Current through Reg. 49, No. 52; December 27, 2024
(a) In accordance
with accepted principles of practice, a center must establish and maintain a
medical record system to ensure that the services provided to a minor are
completely and accurately documented, readily accessible, and systematically
organized to facilitate the compilation and retrieval of information.
(b) A center must establish a medical record
for a minor and must maintain the record in accordance with and contain the
information described in subsection (g) of this section.
(c) A center must keep a single file for
services provided to a minor and a minor's parent.
(d) A center must adopt and enforce written
procedures regarding the use and removal of records, the release of
information, and when applicable, the incorporation of clinical, progress, or
other notes into the medical record.
(e) A center may not release any portion of a
minor's medical record to anyone other than the adult minor or the minor's
parent, except as allowed by law.
(f) A center must establish a secure area for
original active medical record storage at the center's place of business.
(1) A center must ensure that a minor's
medical record is treated as confidential, safeguarded against loss and
unofficial use, and maintained according to professional standards of
practice.
(2) A center must keep a
minor's medical record in original form, as a microfilmed copy, on an
electronic system, or as a certified copy.
(3) A medical record in its original form is
a signed paper record or an electronically signed computer record.
(4) A center must ensure that electronic
medical records meet the requirements of paper records, including protection
from unofficial use as specified in subsection (f)(1) of this
section.
(5) A center must ensure
that an entry to a medical record regarding the delivery of services is not
altered without evidence and explanation of the alteration.
(6) A center must ensure that an entry to a
minor's medical record is current, accurate, legible, clear, complete, and
appropriately authenticated and dated with the date of entry by the individual
making the entry. The record must document all services provided on behalf of
the center. The center must not use correction fluid or tape in the record. The
center must make corrections by striking through the error with a single line
and including the date the correction was made and the initials of the person
making the correction.
(7) A center
must store the record of an inactive minor's medical record on paper,
microfilm, or electronically. The center must secure the medical record and
ensure that it is readily retrievable by the center staff.
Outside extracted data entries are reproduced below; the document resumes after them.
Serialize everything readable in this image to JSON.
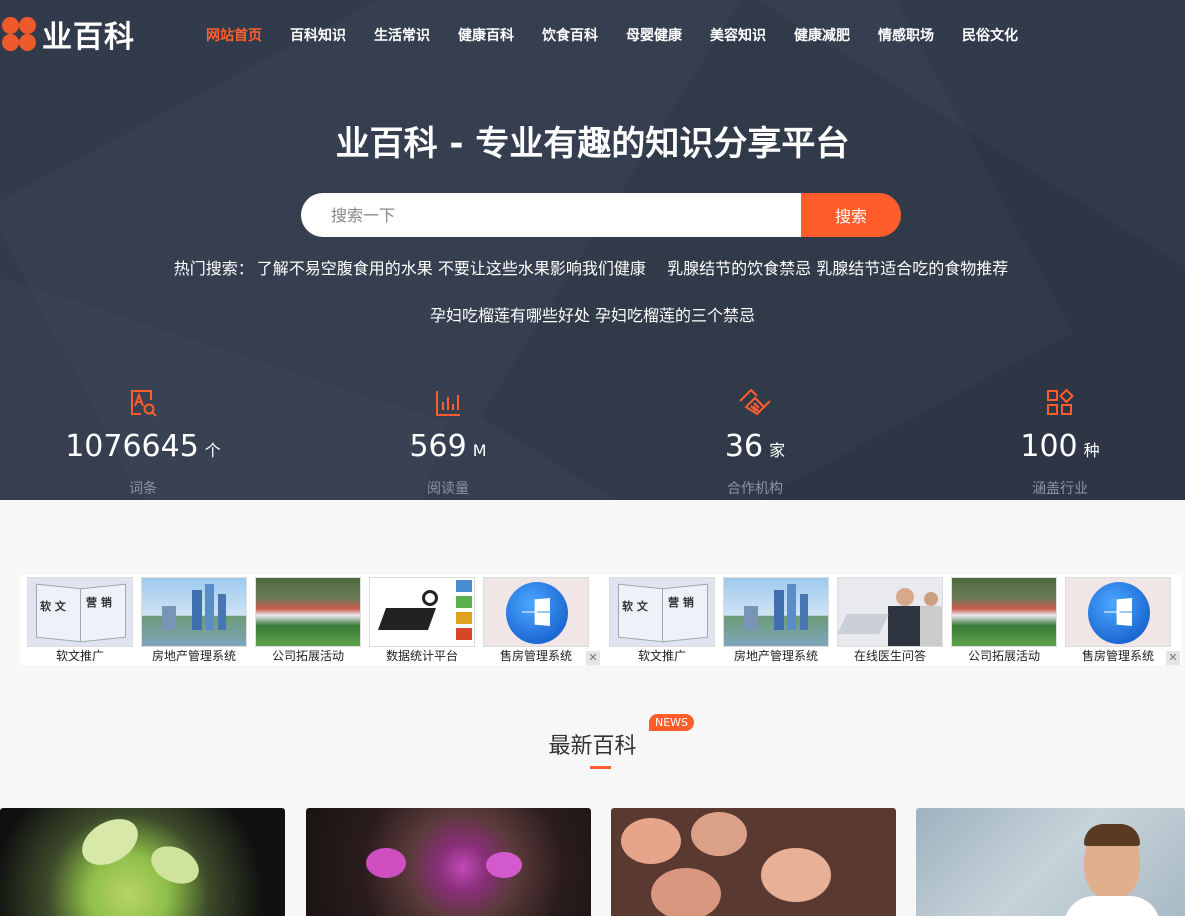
{
  "brand": {
    "logo_text": "业百科",
    "accent": "#ff5e2c",
    "hero_bg": "#323b4c"
  },
  "nav": [
    {
      "label": "网站首页",
      "active": true
    },
    {
      "label": "百科知识"
    },
    {
      "label": "生活常识"
    },
    {
      "label": "健康百科"
    },
    {
      "label": "饮食百科"
    },
    {
      "label": "母婴健康"
    },
    {
      "label": "美容知识"
    },
    {
      "label": "健康减肥"
    },
    {
      "label": "情感职场"
    },
    {
      "label": "民俗文化"
    }
  ],
  "hero": {
    "title": "业百科 - 专业有趣的知识分享平台",
    "search_placeholder": "搜索一下",
    "search_button": "搜索",
    "hot_label": "热门搜索：",
    "hot_links": [
      "了解不易空腹食用的水果 不要让这些水果影响我们健康",
      "乳腺结节的饮食禁忌 乳腺结节适合吃的食物推荐",
      "孕妇吃榴莲有哪些好处 孕妇吃榴莲的三个禁忌"
    ]
  },
  "stats": [
    {
      "icon": "search-document-icon",
      "value": "1076645",
      "unit": "个",
      "label": "词条"
    },
    {
      "icon": "bar-chart-icon",
      "value": "569",
      "unit": "M",
      "label": "阅读量"
    },
    {
      "icon": "handshake-icon",
      "value": "36",
      "unit": "家",
      "label": "合作机构"
    },
    {
      "icon": "categories-icon",
      "value": "100",
      "unit": "种",
      "label": "涵盖行业"
    }
  ],
  "ads": {
    "group1": [
      "软文推广",
      "房地产管理系统",
      "公司拓展活动",
      "数据统计平台",
      "售房管理系统"
    ],
    "group2": [
      "软文推广",
      "房地产管理系统",
      "在线医生问答",
      "公司拓展活动",
      "售房管理系统"
    ],
    "book_text_left": "软 文",
    "book_text_right": "营 销"
  },
  "latest": {
    "title": "最新百科",
    "badge": "NEWS"
  }
}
(g) Each medical record must include the
following information as applicable to the services provided on behalf of a
center:
(1) a minor's referral and application
for services including, but not limited to:
(A) the minor's full name;
(B) the minor's sex and date of
birth;
(C) the name, address, and
telephone number of the minor's parent, or others as identified by the minor's
parent;
(D) the minor's prescribing
physician's name and telephone numbers, and an emergency contact number;
and
(E) the minor's prescribing
physician's initial order for services;
(2) comprehensive assessments, pertinent
medical history including allergies and special precautions, and subsequent
assessments;
(3) plans of care,
nursing care plans, and other plans as applicable;
(4) verbal orders of a physician reduced to
writing and signed by the physician in accordance with the center's policy as
required by §
550.702 of this subchapter
(relating to Receiving Physician Orders);
(5) documentation of nutritional counseling
and special diets, as appropriate;
(6) clinical and progress notes from all
professionals providing services to the minor;
(7) documentation of all known services and
significant events;
(8) current
medication list;
(9) medication
administration record, if medication is administered by center staff;
(10) current immunization record;
(11) written acknowledgment of the adult
minor's or the minor's parent's receipt of written notification of the
requirements of §
550.901 of this subchapter
(relating to Rights and Responsibilities);
(12) written acknowledgment of the adult
minor's or the minor's parent's receipt of a center's policy relating to the
reporting of abuse, neglect, or exploitation of a minor;
(13) written acknowledgement of the adult
minor's or the minor's parent's receipt of the notice of advance
directives;
(14) written
acknowledgement of the adult minor's or the minor's parent's receipt of the
center's policies relating to discipline and guidance;
(15) documentation demonstrating that the
adult minor or the minor's parent have been informed of how to register a
complaint in accordance with §
550.901 of this
subchapter;
(16) discharge summary,
including the reason for discharge or transfer and a center's documented notice
to the adult minor, the minor's parent, the minor's prescribing physician, and
other individuals as required in §
550.608 of this subchapter
(relating to Discharge or Transfer Notification);
(17) services provided to the minor's parent;
and
(18) all consent and election
forms, as applicable.
(h)
A center must ensure that clinical and progress notes are written the day
service is rendered and incorporated into the medical record no later than two
business days after the services are rendered.
(i) A center must ensure the retention of the
medical record for a minor meets the requirements in §550.1004 of this
division (relating to Retention of Records).